Silver Chips Online

Blair joins Smart Sacks to combat childhood hunger

Volunteers provide elementary school children with weekend meals

By David Zheng, Online Entertainment Editor
October 20, 2007
Blair is participating in the Smart Sacks program this year to help fight childhood hunger throughout Montgomery County. Each week, Blair volunteers provide selected Piney Branch Elementary School students with backpacks full of food, according to Ilene Catzva, media center specialist.
Catzva's Smart Sacks club fills donated backpacks with food for needy children at Piney Branch Elementary School.  Julia Seiger
Catzva's Smart Sacks club fills donated backpacks with food for needy children at Piney Branch Elementary School.


Manna Food Center, a non-profit organization based in Montgomery County, designed the Smart Sacks program in an effort to end hunger in the county. Corporations and other donors in the program pair up with local elementary schools, according to Manna's web site. Each corporation provides volunteers who fill backpacks with food from the Manna Food Center and deliver the sacks to their partner elementary school for distribution to the school's disadvantaged students. Currently, fifteen elementary schools around the county are receiving help from the program.

Catzva is heading Blair's Smart Sacks Club, which met for the first time on Oct. 10. Blair is the only high school participating in Smart Sacks, along with corporations such as Calvert Group, United Health Care and MCT Federal Credit Union, according to Karen Goldberg, Manna's Smart Sack Coordinator.

Every Wednesday, Catzva and volunteers fill donated backpacks with 10 to 12 nutritious items such as tuna fish, chicken noodle soup and cereal. Catzva delivers these backpacks to Piney Branch on Thursday. On Friday, 15 to 20 children selected by a Piney Branch counselor pick up the backpacks so that they will have food for the weekend. The students bring back the packs on Monday to be refilled for the next week.

The Smart Sacks club is short on volunteers. Only one student showed up to the club's first meeting, and Catzva hopes more students will join soon. "I am offering community service hours," she said. "I hope that students here will see it as an opportunity to participate in the community."

Despite a slow beginning, Catzva has a lot planned for the future of the Smart Sacks club.
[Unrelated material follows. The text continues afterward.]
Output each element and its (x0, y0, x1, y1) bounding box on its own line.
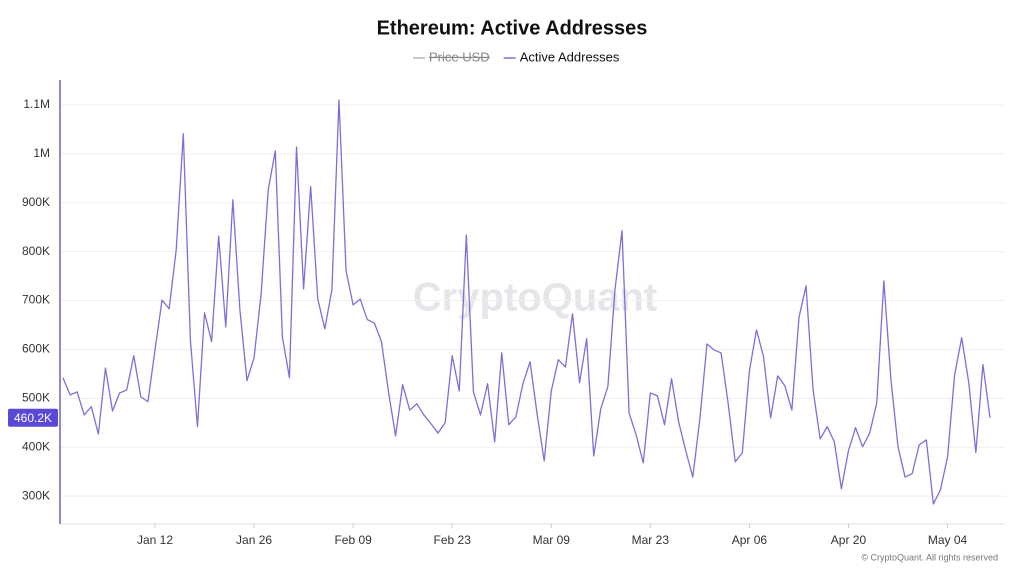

In addition to the food, Catzva plans to add a book or school supplies to each backpack periodically. "Instead of just food every week, they'll have something else to look forward to," she said.

Catzva also plans on organizing fundraising activities such as pizza sales to help Manna offset the cost of the program. According to Catzva, Manna needs $180 to provide food to one child once every week for a year.